Learn English – ny difference between “endure + gerund” and “endure + infinitive”


Many if not all sources state that to endure is followed by a gerund.

In OALD, however, there's an example for both:

endure doing something He can't endure being defeated.
endure to do something He can't endure to be defeated.

I search the Internet but didn't find any other reliable sources that second this.

I checked COCA and found out the use of infinitive has indeed less frequency, but actually the results for both are so little (47:25) that I wouldn't say that this gives any conclusion.

Anyhow, my question is if there's a subtle difference between using gerund or infinitive?
And can anyone explain why all sources (that discuss gerund vs infinitive) state that endure is followed by a gerund, although infinitive is possible as well?

Best Answer

I guess I can answer my question myself.

There is a subtle difference between gerund and infinitive.
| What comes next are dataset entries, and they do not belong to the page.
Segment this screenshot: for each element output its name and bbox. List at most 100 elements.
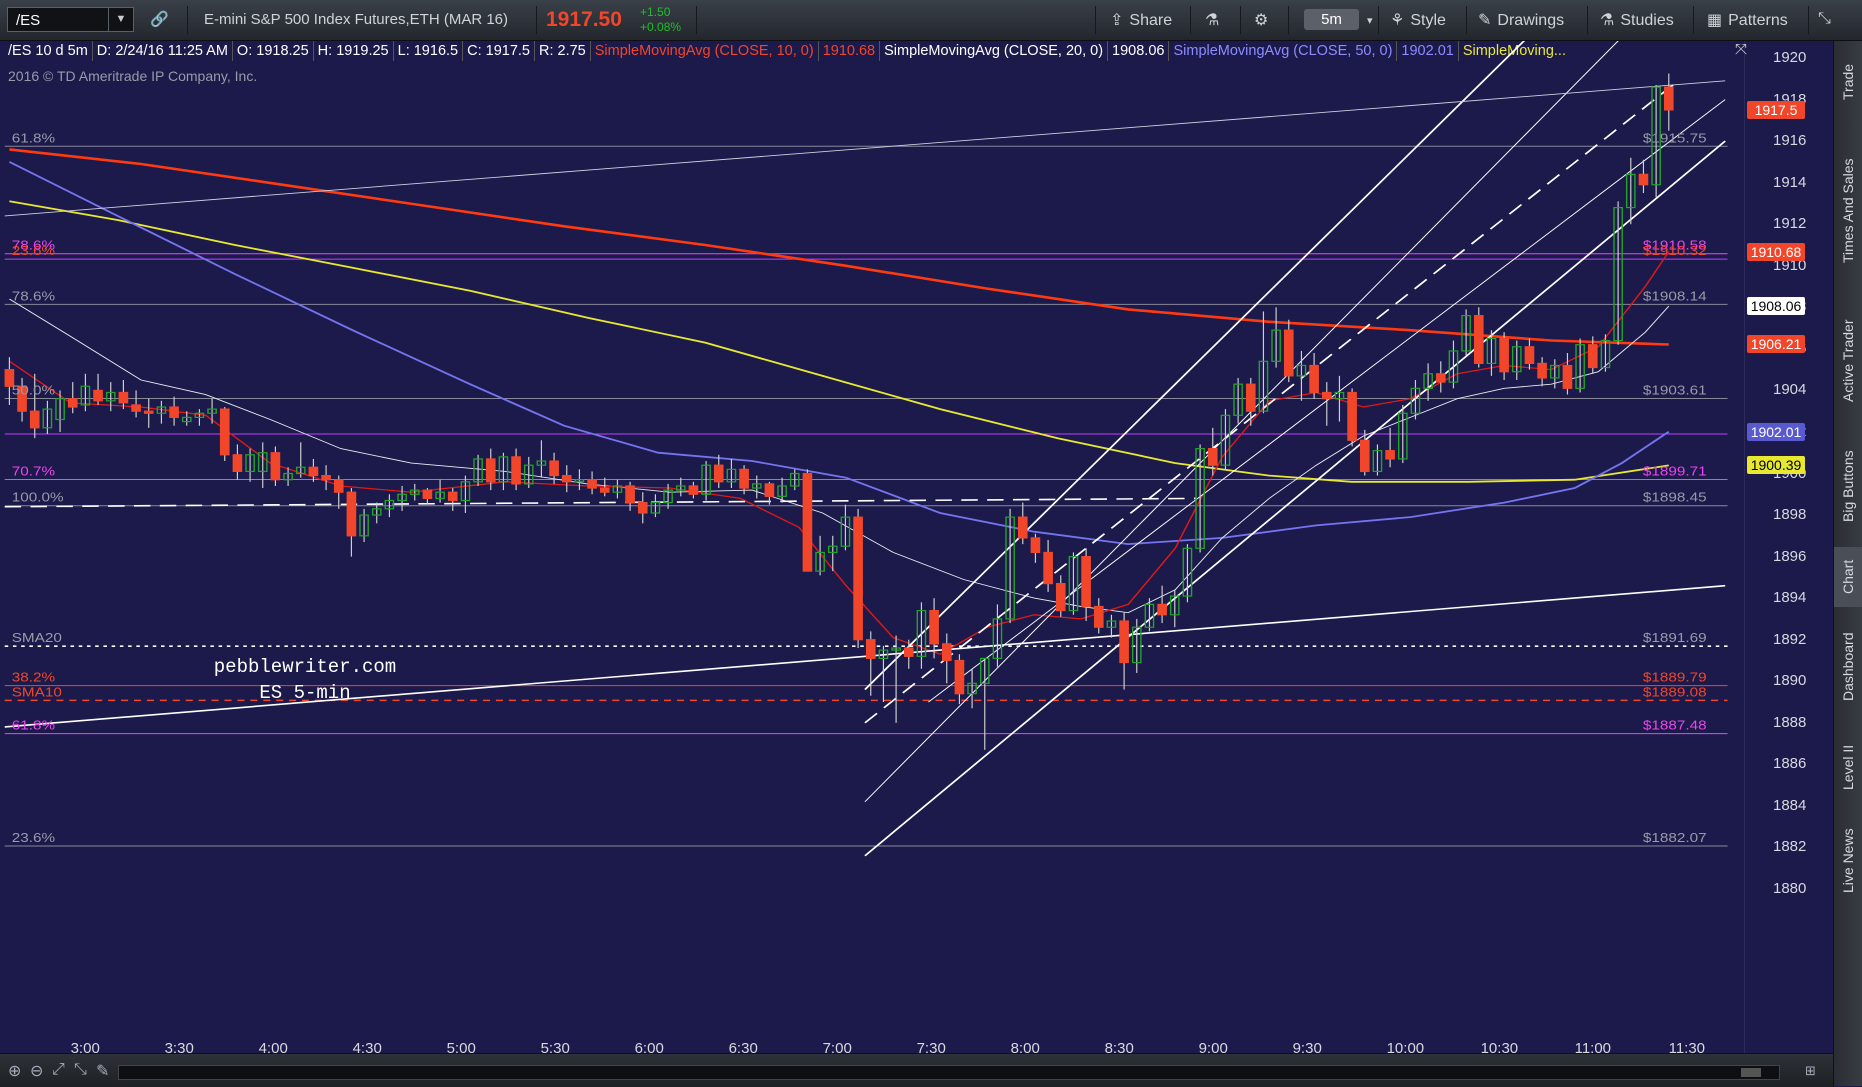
candle-down: [1473, 315, 1484, 364]
link-icon[interactable]: 🔗: [150, 10, 169, 28]
bottom-bar: ⊕ ⊖ ⤢ ⤡ ✎ ⊞: [0, 1053, 1833, 1087]
symbol-text[interactable]: /ES: [16, 12, 40, 29]
trendline: [864, 41, 1619, 803]
y-tick: 1904: [1773, 381, 1807, 399]
candle-down: [1043, 551, 1053, 585]
divider: [1378, 6, 1379, 34]
candle-down: [131, 404, 141, 412]
patterns-icon: ▦: [1707, 12, 1723, 29]
studies-button[interactable]: ⚗ Studies: [1600, 10, 1674, 30]
candle-down: [1030, 537, 1041, 554]
price-tag: 1902.01: [1747, 422, 1805, 441]
candle-down: [1321, 391, 1332, 400]
sma200-line: [9, 148, 1669, 346]
pencil-icon: ✎: [1478, 12, 1492, 29]
y-tick: 1912: [1773, 215, 1807, 233]
level-left-label: 78.6%: [12, 289, 56, 304]
toolbar: /ES ▼ 🔗 E-mini S&P 500 Index Futures,ETH…: [0, 0, 1862, 41]
price-tag: 1917.5: [1747, 100, 1805, 119]
level-right-label: $1889.79: [1643, 671, 1707, 686]
zoom-out-icon[interactable]: ⊖: [30, 1061, 43, 1081]
candle-down: [93, 389, 103, 402]
divider: [1808, 6, 1809, 34]
candle-down: [219, 408, 230, 456]
price-axis[interactable]: ⤧ 19201918191619141912191019081906190419…: [1735, 41, 1834, 1053]
collapse-icon[interactable]: ⤡: [1818, 10, 1831, 28]
tab-active-trader[interactable]: Active Trader: [1834, 306, 1862, 416]
symbol-selector[interactable]: /ES ▼: [7, 7, 134, 32]
timeframe-chevron-icon[interactable]: ▾: [1367, 14, 1373, 27]
candle-down: [1283, 329, 1294, 377]
flask-icon[interactable]: ⚗: [1205, 10, 1219, 30]
candle-down: [954, 659, 965, 695]
tab-dashboard[interactable]: Dashboard: [1834, 611, 1862, 723]
zoom-in-icon[interactable]: ⊕: [8, 1061, 21, 1081]
candle-down: [1537, 362, 1547, 379]
annotation-line-2: ES 5-min: [259, 682, 351, 704]
drawings-button[interactable]: ✎ Drawings: [1478, 10, 1564, 30]
candle-down: [333, 479, 344, 493]
trendline: [864, 80, 1679, 724]
candle-down: [1524, 346, 1535, 364]
price-chart[interactable]: 61.8% $1915.7578.6% $1910.5823.6% $1910.327…: [0, 41, 1744, 1051]
candles: [4, 73, 1674, 750]
tab-times-and-sales[interactable]: Times And Sales: [1834, 131, 1862, 291]
style-icon: ⚘: [1390, 12, 1405, 29]
pen-icon[interactable]: ✎: [96, 1061, 109, 1081]
share-button[interactable]: ⇪ Share: [1110, 10, 1172, 30]
y-tick: 1890: [1773, 672, 1807, 690]
candle-down: [118, 391, 129, 404]
timeframe-button[interactable]: 5m: [1304, 9, 1359, 30]
candle-down: [308, 466, 319, 477]
level-right-label: $1908.14: [1643, 289, 1707, 304]
y-tick: 1888: [1773, 713, 1807, 731]
tab-trade[interactable]: Trade: [1834, 45, 1862, 119]
level-right-label: $1891.69: [1643, 631, 1707, 646]
style-button[interactable]: ⚘ Style: [1390, 10, 1446, 30]
expand-icon[interactable]: ⊞: [1805, 1063, 1816, 1079]
candle-down: [549, 460, 559, 477]
share-icon: ⇪: [1110, 12, 1124, 29]
percent-change: +0.08%: [640, 20, 682, 34]
price-tag: 1900.39: [1747, 456, 1805, 475]
divider: [1240, 6, 1241, 34]
candle-down: [1093, 605, 1104, 628]
patterns-label: Patterns: [1728, 12, 1788, 29]
candle-down: [802, 472, 813, 572]
divider: [696, 6, 697, 34]
candle-down: [1017, 516, 1028, 539]
gear-icon[interactable]: ⚙: [1254, 10, 1268, 30]
candle-down: [561, 474, 572, 483]
level-left-label: 70.7%: [12, 465, 56, 480]
candle-down: [270, 452, 281, 481]
price-tag: 1910.68: [1747, 242, 1805, 261]
tab-chart[interactable]: Chart: [1834, 547, 1862, 607]
y-tick: 1914: [1773, 173, 1807, 191]
divider: [1587, 6, 1588, 34]
level-labels: 61.8% $1915.7578.6% $1910.5823.6% $1910.327…: [12, 131, 1707, 845]
scroll-thumb[interactable]: [1741, 1068, 1761, 1077]
tab-live-news[interactable]: Live News: [1834, 811, 1862, 911]
tab-level-ii[interactable]: Level II: [1834, 731, 1862, 803]
candle-down: [1245, 383, 1256, 412]
horizontal-scrollbar[interactable]: [118, 1065, 1780, 1080]
level-right-label: $1903.61: [1643, 384, 1707, 399]
candle-down: [713, 464, 724, 483]
candle-down: [29, 410, 40, 429]
net-change: +1.50: [640, 5, 671, 19]
chevron-down-icon[interactable]: ▼: [108, 8, 133, 31]
patterns-button[interactable]: ▦ Patterns: [1707, 10, 1788, 30]
tab-big-buttons[interactable]: Big Buttons: [1834, 431, 1862, 541]
axis-collapse-icon[interactable]: ⤧: [1735, 41, 1747, 58]
candle-down: [587, 479, 597, 489]
level-right-label: $1887.48: [1643, 719, 1707, 734]
y-tick: 1880: [1773, 880, 1807, 897]
drag-icon[interactable]: ⤡: [74, 1061, 87, 1079]
candle-down: [941, 643, 952, 662]
divider: [536, 6, 537, 34]
y-tick: 1882: [1773, 838, 1807, 856]
pan-icon[interactable]: ⤢: [52, 1061, 65, 1079]
level-right-label: $1915.75: [1643, 131, 1707, 146]
y-tick: 1916: [1773, 132, 1807, 150]
candle-down: [764, 483, 775, 497]
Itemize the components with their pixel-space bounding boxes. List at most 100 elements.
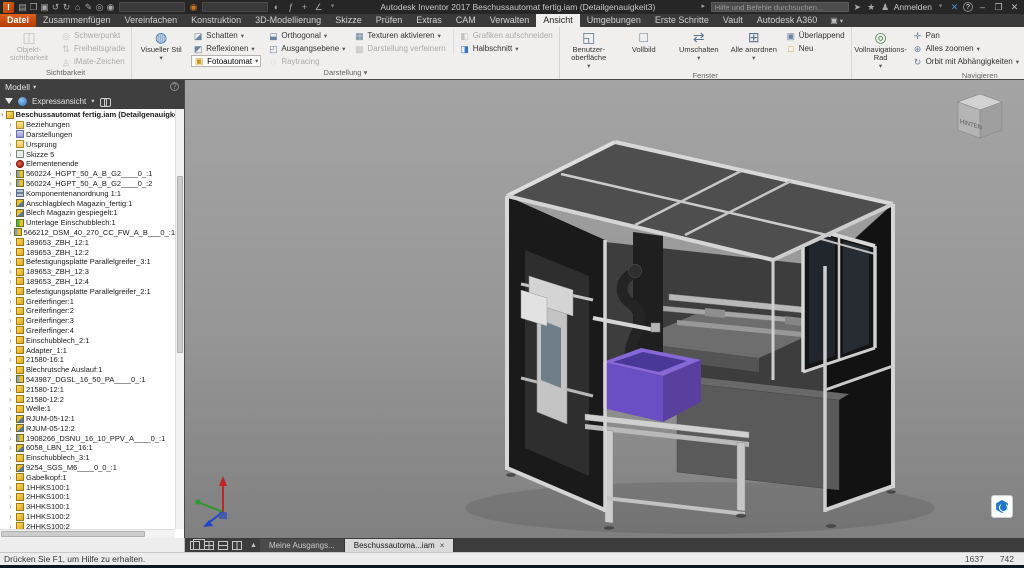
sketch-icon[interactable]: ✎	[83, 1, 94, 13]
orthogonal-button[interactable]: ⬓Orthogonal▾	[266, 29, 347, 42]
plus-icon[interactable]: +	[299, 1, 310, 13]
grafiken-aufschneiden-button[interactable]: ◧Grafiken aufschneiden	[458, 29, 555, 42]
expand-arrow-icon[interactable]: ›	[9, 492, 14, 501]
sign-in-caret-icon[interactable]: ▾	[935, 1, 946, 13]
save-icon[interactable]: ▣	[39, 1, 50, 13]
tab-ansicht[interactable]: Ansicht	[536, 14, 580, 27]
tree-node[interactable]: ›6058_LBN_12_16:1	[0, 443, 175, 453]
expand-arrow-icon[interactable]: ›	[9, 316, 14, 325]
tree-node[interactable]: ›Welle:1	[0, 404, 175, 414]
expand-arrow-icon[interactable]: ›	[9, 277, 14, 286]
machine-3d-model[interactable]: HINTEN	[185, 80, 1024, 538]
redo-icon[interactable]: ↻	[61, 1, 72, 13]
doc-tab-close-icon[interactable]: ×	[440, 541, 445, 550]
expand-arrow-icon[interactable]: ›	[9, 502, 14, 511]
expand-arrow-icon[interactable]: ›	[1, 110, 4, 119]
expand-arrow-icon[interactable]: ›	[9, 375, 14, 384]
tree-node-label[interactable]: Skizze 5	[26, 150, 54, 159]
tree-node-label[interactable]: Anschlagblech Magazin_fertig:1	[26, 199, 132, 208]
tree-node-label[interactable]: 1908266_DSNU_16_10_PPV_A____0_:1	[26, 434, 165, 443]
expand-arrow-icon[interactable]: ›	[9, 208, 14, 217]
tile-vertical-icon[interactable]	[232, 541, 242, 550]
tree-node[interactable]: ›2HHKS100:2	[0, 521, 175, 529]
tree-node-label[interactable]: Beziehungen	[26, 120, 70, 129]
tree-node-label[interactable]: Beschussautomat fertig.iam (Detailgenaui…	[16, 110, 175, 119]
close-button[interactable]: ✕	[1008, 2, 1021, 13]
tree-vertical-scrollbar[interactable]	[175, 109, 184, 529]
tree-node-label[interactable]: 21580-12:2	[26, 395, 64, 404]
expand-arrow-icon[interactable]: ›	[9, 120, 14, 129]
tree-node-label[interactable]: 189653_ZBH_12:4	[26, 277, 89, 286]
tree-node-label[interactable]: 2HHKS100:1	[26, 492, 70, 501]
tree-node[interactable]: ›Greiferfinger:4	[0, 326, 175, 336]
expand-arrow-icon[interactable]: ›	[9, 336, 14, 345]
adjust-icon[interactable]: ◐	[271, 1, 282, 13]
expand-arrow-icon[interactable]: ›	[9, 287, 14, 296]
express-view-button[interactable]: Expressansicht	[32, 97, 86, 106]
tile-horizontal-icon[interactable]	[218, 541, 228, 550]
expand-arrow-icon[interactable]: ›	[9, 306, 14, 315]
tree-node[interactable]: › Einschubblech_2:1	[0, 335, 175, 345]
measure-icon[interactable]: ∠	[313, 1, 324, 13]
tree-node-label[interactable]: Ursprung	[26, 140, 57, 149]
tree-node-label[interactable]: Einschubblech_2:1	[26, 336, 89, 345]
browser-title[interactable]: Modell	[5, 82, 30, 92]
group-label-darstellung[interactable]: Darstellung ▾	[132, 68, 559, 79]
tab-prüfen[interactable]: Prüfen	[369, 14, 410, 27]
color-wheel-icon[interactable]: ◉	[105, 1, 116, 13]
expand-arrow-icon[interactable]: ›	[9, 453, 14, 462]
tree-node[interactable]: ›189653_ZBH_12:1	[0, 237, 175, 247]
inventor-logo[interactable]: I	[3, 2, 14, 13]
tab-verwalten[interactable]: Verwalten	[483, 14, 537, 27]
reflexionen-button[interactable]: ◩Reflexionen▾	[191, 42, 261, 55]
tree-node-label[interactable]: Greiferfinger:4	[26, 326, 74, 335]
material-dropdown[interactable]	[119, 2, 185, 12]
tree-node-label[interactable]: 2HHKS100:2	[26, 522, 70, 529]
tree-node[interactable]: ›Adapter_1:1	[0, 345, 175, 355]
tree-node-label[interactable]: 1HHKS100:1	[26, 483, 70, 492]
expand-arrow-icon[interactable]: ›	[9, 355, 14, 364]
imate-zeichen-button[interactable]: ◬iMate-Zeichen	[59, 55, 127, 68]
tree-node[interactable]: ›Blechrutsche Auslauf:1	[0, 365, 175, 375]
tree-vscroll-thumb[interactable]	[177, 176, 183, 352]
expand-arrow-icon[interactable]: ›	[9, 199, 14, 208]
tree-node-label[interactable]: 189653_ZBH_12:1	[26, 238, 89, 247]
tab-zusammenfügen[interactable]: Zusammenfügen	[36, 14, 118, 27]
tree-node-label[interactable]: Darstellungen	[26, 130, 72, 139]
tab-cam[interactable]: CAM	[449, 14, 483, 27]
alles-zoomen-button[interactable]: ⊕Alles zoomen▾	[911, 42, 1021, 55]
tree-node-label[interactable]: Gabelkopf:1	[26, 473, 66, 482]
tree-node[interactable]: ›189653_ZBH_12:2	[0, 247, 175, 257]
tree-node-label[interactable]: 189653_ZBH_12:3	[26, 267, 89, 276]
help-icon[interactable]: ?	[963, 2, 973, 12]
tree-node-label[interactable]: 543987_DGSL_16_50_PA____0_:1	[26, 375, 146, 384]
alle-anordnen-button[interactable]: ⊞ Alle anordnen▾	[729, 29, 779, 63]
expand-arrow-icon[interactable]: ›	[9, 179, 14, 188]
tree-node[interactable]: › 3HHKS100:1	[0, 502, 175, 512]
tree-node[interactable]: ›Blech Magazin gespiegelt:1	[0, 208, 175, 218]
tree-node-label[interactable]: 3HHKS100:1	[26, 502, 70, 511]
expand-arrow-icon[interactable]: ›	[9, 483, 14, 492]
video-camera-icon[interactable]: ▣▾	[824, 14, 849, 27]
tree-node[interactable]: ›21580-16:1	[0, 355, 175, 365]
tab-extras[interactable]: Extras	[409, 14, 449, 27]
tree-node-label[interactable]: 560224_HGPT_50_A_B_G2____0_:1	[26, 169, 152, 178]
expand-arrow-icon[interactable]: ›	[9, 169, 14, 178]
tab-autodesk-a360[interactable]: Autodesk A360	[750, 14, 825, 27]
schatten-button[interactable]: ◪Schatten▾	[191, 29, 261, 42]
tree-node[interactable]: ›Greiferfinger:1	[0, 296, 175, 306]
tab-erste-schritte[interactable]: Erste Schritte	[648, 14, 716, 27]
tab-vault[interactable]: Vault	[716, 14, 750, 27]
tree-node[interactable]: ›566212_DSM_40_270_CC_FW_A_B___0_:1	[0, 228, 175, 238]
minimize-button[interactable]: –	[976, 2, 989, 12]
tree-node-label[interactable]: 560224_HGPT_50_A_B_G2____0_:2	[26, 179, 152, 188]
tree-node-label[interactable]: 9254_SGS_M6____0_0_:1	[26, 463, 117, 472]
qat-caret-icon[interactable]: ▾	[327, 1, 338, 13]
open-icon[interactable]: ❒	[28, 1, 39, 13]
tree-node[interactable]: ›21580-12:1	[0, 384, 175, 394]
expand-arrow-icon[interactable]: ›	[9, 414, 14, 423]
expand-arrow-icon[interactable]: ›	[9, 385, 14, 394]
tree-node-label[interactable]: 1HHKS100:2	[26, 512, 70, 521]
tab-umgebungen[interactable]: Umgebungen	[580, 14, 648, 27]
fotoautomat-combo[interactable]: ▣Fotoautomat▾	[191, 55, 261, 67]
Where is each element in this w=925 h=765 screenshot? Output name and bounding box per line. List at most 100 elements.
It's just a matter of talking about real or possible experiences.

I can't endure having cats in my house.

This sentence basically indicates that I don't like having any cats in my house in general and you can be sure that I don't have any cats (in my house).

I can't endure to have cats in my house when my grandchild spends a weekend at my house.

This sentence indicates that I may have cats and, if so, that they probably live in my house. But for some reason I dislike having them in my house when my grandchild is around. Probably, they've got an allergy to cats.